In light of the COVID-19 pandemic, the speed with which pain management providers at Cleveland Clinic have adapted their practices to ensure patient safety has been remarkable. At the start of 2020, less than 5% of our patient encounters were completed via virtual health technologies. Now, current rates of utilization for our Pain Management Department are exceeding 75%. This has been an expeditious and dramatic shift in less than a month’s time.
This adaptation has required us to quickly scale up our virtual visit platforms, train additional staff to complete these encounters, and redesign internal workflows for nearly every process we have historically undertaken. Processes are now designed, then frequently redesigned later in the day, always with the aim of improving care for our pain patients. The ability and openness from our team to adapt to changes has been extraordinary.

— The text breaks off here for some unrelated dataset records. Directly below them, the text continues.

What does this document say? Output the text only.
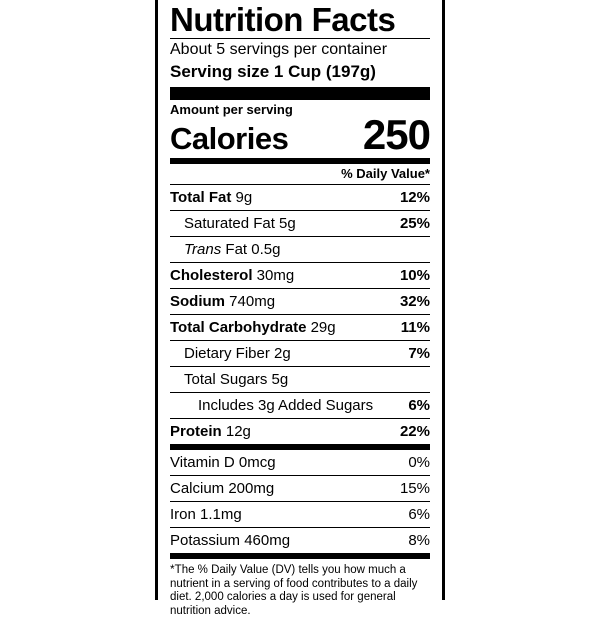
Nutrition Facts
About 5 servings per container
Serving size 1 Cup (197g)
Amount per serving
Calories 250
% Daily Value*
Total Fat 9g	12%
Saturated Fat 5g	25%
Trans Fat 0.5g
Cholesterol 30mg	10%
Sodium 740mg	32%
Total Carbohydrate 29g	11%
Dietary Fiber 2g	7%
Total Sugars 5g
Includes 3g Added Sugars 6%
Protein 12g	22%
Vitamin D 0mcg	0%
Calcium 200mg	15%
Iron 1.1mg	6%
Potassium 460mg	8%
*The % Daily Value (DV) tells you how much a nutrient in a serving of food contributes to a daily diet. 2,000 calories a day is used for general nutrition advice.
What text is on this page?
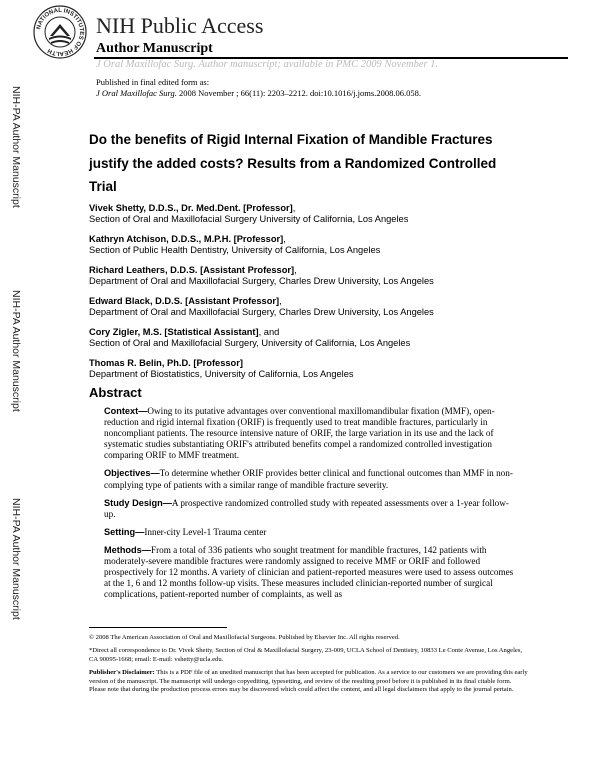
NATIONAL INSTITUTES OF HEALTH
NIH Public Access
Author Manuscript
J Oral Maxillofac Surg. Author manuscript; available in PMC 2009 November 1.
Published in final edited form as:
J Oral Maxillofac Surg. 2008 November ; 66(11): 2203–2212. doi:10.1016/j.joms.2008.06.058.
NIH-PA Author Manuscript
NIH-PA Author Manuscript
NIH-PA Author Manuscript
Do the benefits of Rigid Internal Fixation of Mandible Fractures justify the added costs? Results from a Randomized Controlled Trial
Vivek Shetty, D.D.S., Dr. Med.Dent. [Professor],
Section of Oral and Maxillofacial Surgery University of California, Los Angeles
Kathryn Atchison, D.D.S., M.P.H. [Professor],
Section of Public Health Dentistry, University of California, Los Angeles
Richard Leathers, D.D.S. [Assistant Professor],
Department of Oral and Maxillofacial Surgery, Charles Drew University, Los Angeles
Edward Black, D.D.S. [Assistant Professor],
Department of Oral and Maxillofacial Surgery, Charles Drew University, Los Angeles
Cory Zigler, M.S. [Statistical Assistant], and
Section of Oral and Maxillofacial Surgery, University of California, Los Angeles
Thomas R. Belin, Ph.D. [Professor]
Department of Biostatistics, University of California, Los Angeles
Abstract

Context—Owing to its putative advantages over conventional maxillomandibular fixation (MMF), open-reduction and rigid internal fixation (ORIF) is frequently used to treat mandible fractures, particularly in noncompliant patients. The resource intensive nature of ORIF, the large variation in its use and the lack of systematic studies substantiating ORIF's attributed benefits compel a randomized controlled investigation comparing ORIF to MMF treatment.

Objectives—To determine whether ORIF provides better clinical and functional outcomes than MMF in non-complying type of patients with a similar range of mandible fracture severity.

Study Design—A prospective randomized controlled study with repeated assessments over a 1-year follow-up.

Setting—Inner-city Level-1 Trauma center

Methods—From a total of 336 patients who sought treatment for mandible fractures, 142 patients with moderately-severe mandible fractures were randomly assigned to receive MMF or ORIF and followed prospectively for 12 months. A variety of clinician and patient-reported measures were used to assess outcomes at the 1, 6 and 12 months follow-up visits. These measures included clinician-reported number of surgical complications, patient-reported number of complaints, as well as

© 2008 The American Association of Oral and Maxillofacial Surgeons. Published by Elsevier Inc. All rights reserved.

*Direct all correspondence to Dr. Vivek Shetty, Section of Oral & Maxillofacial Surgery, 23-009, UCLA School of Dentistry, 10833 Le Conte Avenue, Los Angeles, CA 90095-1668; email: E-mail: vshetty@ucla.edu.

Publisher's Disclaimer: This is a PDF file of an unedited manuscript that has been accepted for publication. As a service to our customers we are providing this early version of the manuscript. The manuscript will undergo copyediting, typesetting, and review of the resulting proof before it is published in its final citable form. Please note that during the production process errors may be discovered which could affect the content, and all legal disclaimers that apply to the journal pertain.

What has been similarly notable is the willingness of our patients to adapt to these novel processes aimed at ensuring their safety. I am consistently impressed by the ease with which most patients set up and leverage our technological offerings to maintain continuity of care. It’s become clear that patients value the relationships built with their physicians, just as much as we physicians aim to nurture the rapport we have with them.
These real-time interactive communications utilizing audio and video links are facilitating care for patients with a large proportion of the same problems we see in traditional office visit. Refills and titration of medications, discussing the risks and benefits of various treatments, and patient counseling occur essentially in identical ways across internet connections. Patients are doing their part as well to maintain social distancing by requesting 90-day prescriptions of stable medications, rather than looking to visit the pharmacy every 30 days.
Other aspects of the encounter, such as the examination itself, require some creativity. Many of the exam techniques can be adapted, and utilizing our video platform and careful instruction to the patient, can be performed at home by the patient. One of our physicians has taken the initiative to teach others best practices to adapt physical examination techniques for the virtual environment.
Patients are completing physical therapy and mindfulness activities utilizing a variety of apps and instructional videos. Some are connecting with their physical therapist via similar remote video platforms, while others are performing desensitization physical therapy in their own bathtubs rather than at a facility with water therapy. It’s been noteworthy and instructional to see people’s ingenuity.
So, will we be able to abandon our office space and shutter our doors forever? Certainly not. I’ve yet to determine the best way to perform an interventional pain procedure remotely. Even basic procedures require a skill set, license and expertise to perform. We can’t impart these abilities or deliver these valuable forms of care to patients on a virtual visit.
Almost all patients have adapted favorably to the change in practice environment. Like Cleveland Clinic, many healthcare organizations have responded to government guidelines to postpone elective interventional pain procedures with the aim of preserving needed stores of personal protective equipment (PPE) and reducing the risk of COVID-19 spread. This has without a doubt, temporarily curtailed some of our options for a multimodal pain strategy. We also know that many of our patients are elderly, have multiple medical comorbidities, and may concomitantly be utilizing immunosuppressive agents, positioning them at a heightened risk for the virus.
The American Society of Regional Anesthesiology and Pain Medicine has provided us with some guidance on how to best adapt our procedural practice. While the majority of chronic pain interventions are elective, intrathecal pump refills are a necessary procedure to maintain functionality of the implanted device. While rare, implantable device infections are also urgent, and warrant uninterrupted continuation.
Some interventions are clear-cut, with many other procedural scenarios warranting consideration on a case-by-case basis. Is the patient with intractable cancer pain who is failing management with conservative therapy an elective undertaking? Early complex regional pain syndrome ? An acute disk herniation with worsening radicular symptoms? Arguments could be made in either direction. Clearly these patients remain well-suited for interventional pain procedures, as we have a substantial body of evidence in support of their efficacy in these discrete use cases. How has the COVID-19 pandemic altered the risk-benefit ratio for including steroids in these procedures; we know that joint corticosteroids are associated with heightened risks of influenza. What about coronavirus? We just don’t know.
The interventional pain physician in the United States has rarely been faced with questions surrounding allocation of resources, and it takes a certain degree of separation to distance ourselves from our own interests to put the greater interests of the entire population first.